Look at these grand men. Which of you wouldn't consider it the highlight of his career just to associate with them for even one day? Sure, I'm lucky. Who wouldn't consider it an honor to have known Jacob Ruppert? Also, the builder of baseball's greatest empire, Ed Barrow? To have spent six years with that wonderful little fellow, Miller Huggins? Then to have spent the next nine years with that outstanding leader, that smart student of psychology, the best manager in baseball today, Joe McCarthy? Sure, I'm lucky.

When the New York Giants, a team you would give your right arm to beat, and vice versa, sends you a gift - that's something. When everybody down to the groundskeepers and those boys in white coats remember you with trophies - that's something. When you have a wonderful mother-in-law who takes sides with you in squabbles with her own daughter - that's something. When you have a father and a mother who work all their lives so you can have an education and build your body - it's a blessing. When you have a wife who has been a tower of strength and shown more courage than you dreamed existed - that's the finest I know.

So, I close in saying that I may have had a tough break, but I have an awful lot to live for.

Who was Gehrig thinking about, himself or others?

Recently I found out the scene and the story would likely have been largely lost to history, altogether, were it not for the film, Pride of the Yankees, best known for Gary Cooper, as the doomed Gehrig, movingly describing himself as "the luckiest man on the face of the earth," even as his body was being ravaged by the disease that was soon named after him.

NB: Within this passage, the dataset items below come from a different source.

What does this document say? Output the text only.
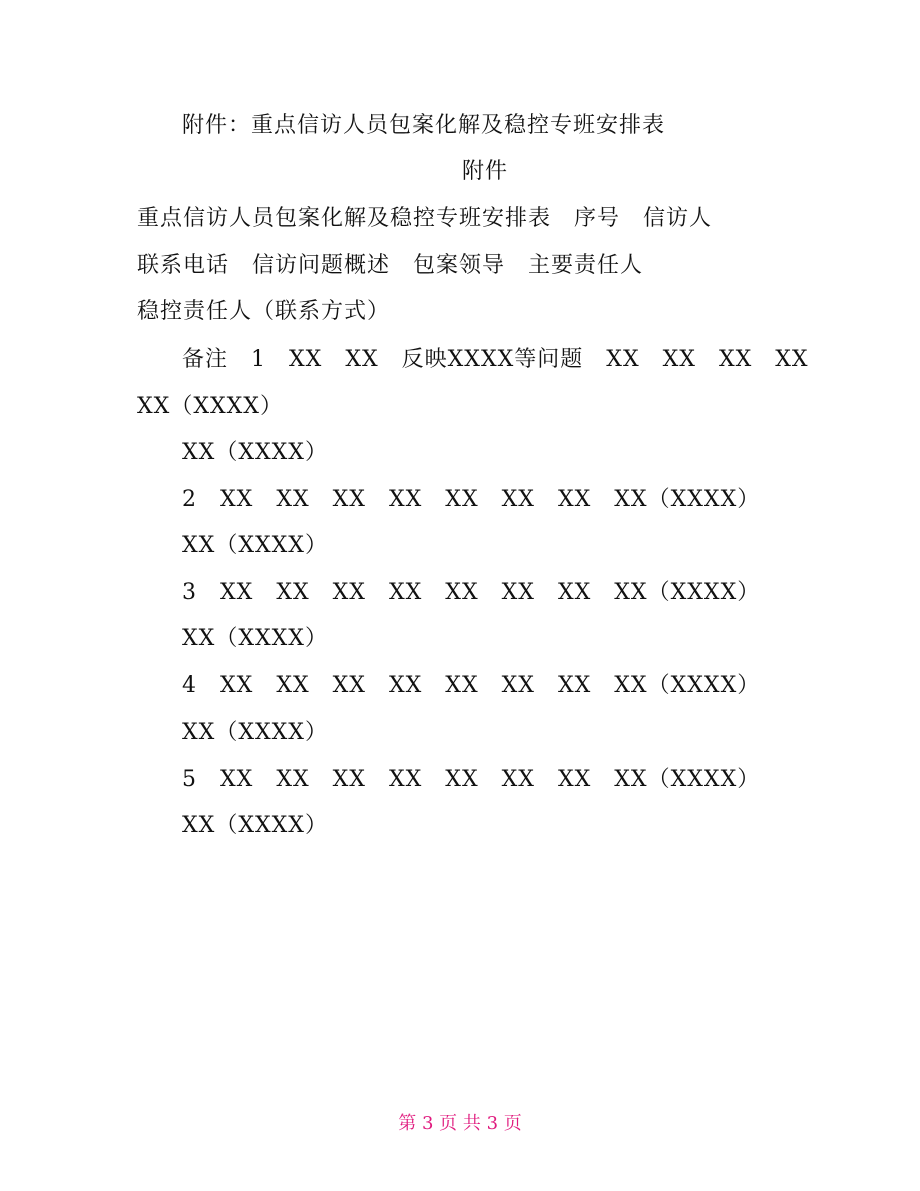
附件：重点信访人员包案化解及稳控专班安排表
附件
重点信访人员包案化解及稳控专班安排表　序号　信访人
联系电话　信访问题概述　包案领导　主要责任人
稳控责任人（联系方式）
备注　1　XX　XX　反映XXXX等问题　XX　XX　XX　XX
XX（XXXX）
XX（XXXX）
2　XX　XX　XX　XX　XX　XX　XX　XX（XXXX）
XX（XXXX）
3　XX　XX　XX　XX　XX　XX　XX　XX（XXXX）
XX（XXXX）
4　XX　XX　XX　XX　XX　XX　XX　XX（XXXX）
XX（XXXX）
5　XX　XX　XX　XX　XX　XX　XX　XX（XXXX）
XX（XXXX）
第 3 页 共 3 页
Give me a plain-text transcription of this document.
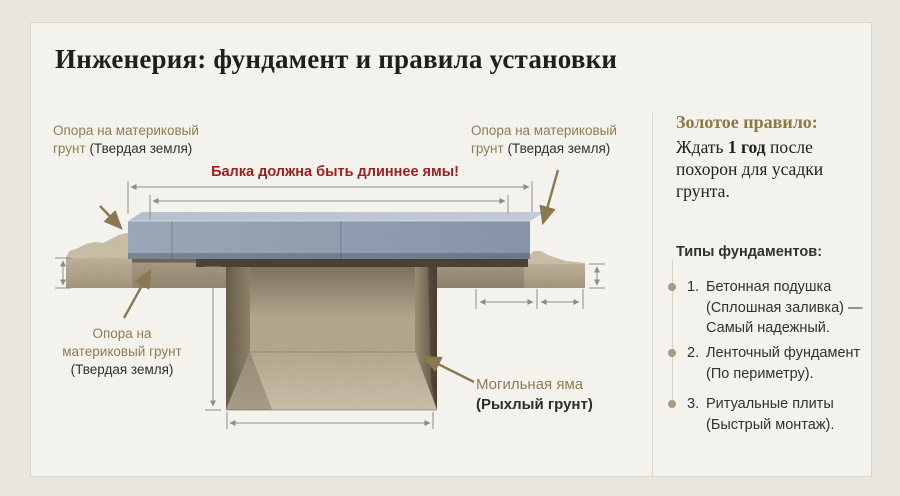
Инженерия: фундамент и правила установки
Опора на материковый
грунт (Твердая земля)
Опора на материковый
грунт (Твердая земля)
Балка должна быть длиннее ямы!
Опора на
материковый грунт
(Твердая земля)
Могильная яма
(Рыхлый грунт)
Золотое правило:
Ждать 1 год после похорон для усадки грунта.
Типы фундаментов:
1. Бетонная подушка
(Сплошная заливка) —
Самый надежный.
2. Ленточный фундамент
(По периметру).
3. Ритуальные плиты
(Быстрый монтаж).
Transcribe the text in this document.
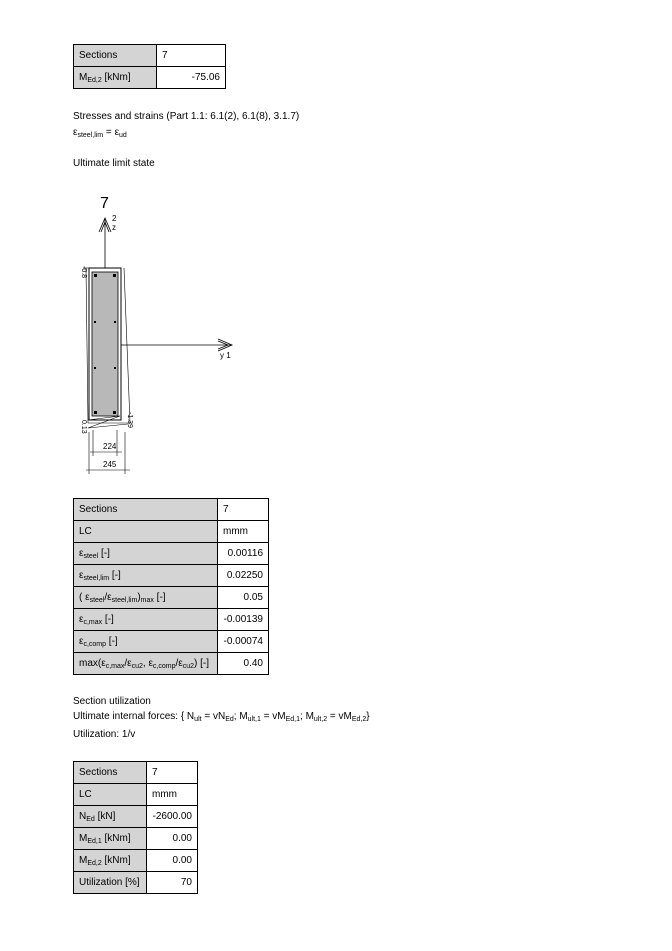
Sections	7
$M_{Ed,2}$ [kNm]	-75.06
Stresses and strains (Part 1.1: 6.1(2), 6.1(8), 3.1.7)
$\varepsilon_{steel,lim} = \varepsilon_{ud}$
Ultimate limit state
7
2
z
y 1
-0.8
0.13	-1.39
224
245
Sections	7
LC	mmm
$\varepsilon_{steel}$ [-]	0.00116
$\varepsilon_{steel,lim}$ [-]	0.02250
( $\varepsilon_{steel}/\varepsilon_{steel,lim})_{max}$ [-]	0.05
$\varepsilon_{c,max}$ [-]	-0.00139
$\varepsilon_{c,comp}$ [-]	-0.00074
$\max(\varepsilon_{c,max}/\varepsilon_{cu2}$, $\varepsilon_{c,comp}/\varepsilon_{cu2}$) [-]	0.40
Section utilization
Ultimate internal forces: { $N_{ult} = vN_{Ed}$; $M_{ult,1} = vM_{Ed,1}$; $M_{ult,2} = vM_{Ed,2}$}
Utilization: 1/v
Sections	7
LC	mmm
$N_{Ed}$ [kN]	-2600.00
$M_{Ed,1}$ [kNm]	0.00
$M_{Ed,2}$ [kNm]	0.00
Utilization [%]	70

The new book, The Pride of the Yankees: Lou Gehrig, Gary Cooper, and the Making of a Classic by New York Times sports columnist Richard Sandomir, reveals for the first time the full story behind the pioneering, seminal movie. Filled with larger than life characters and unexpected facts, the book shows us how Samuel Goldwyn had no desire to make a baseball film but he was persuaded to make a quick deal with Lou's widow, Eleanor, not long after Gehrig had passed. Furthermore, Hollywood icon Cooper had zero knowledge of baseball and had to be taught to play.

A great book if you want to know, in the immortal words of the late Paul Harvey, “the rest of the story.”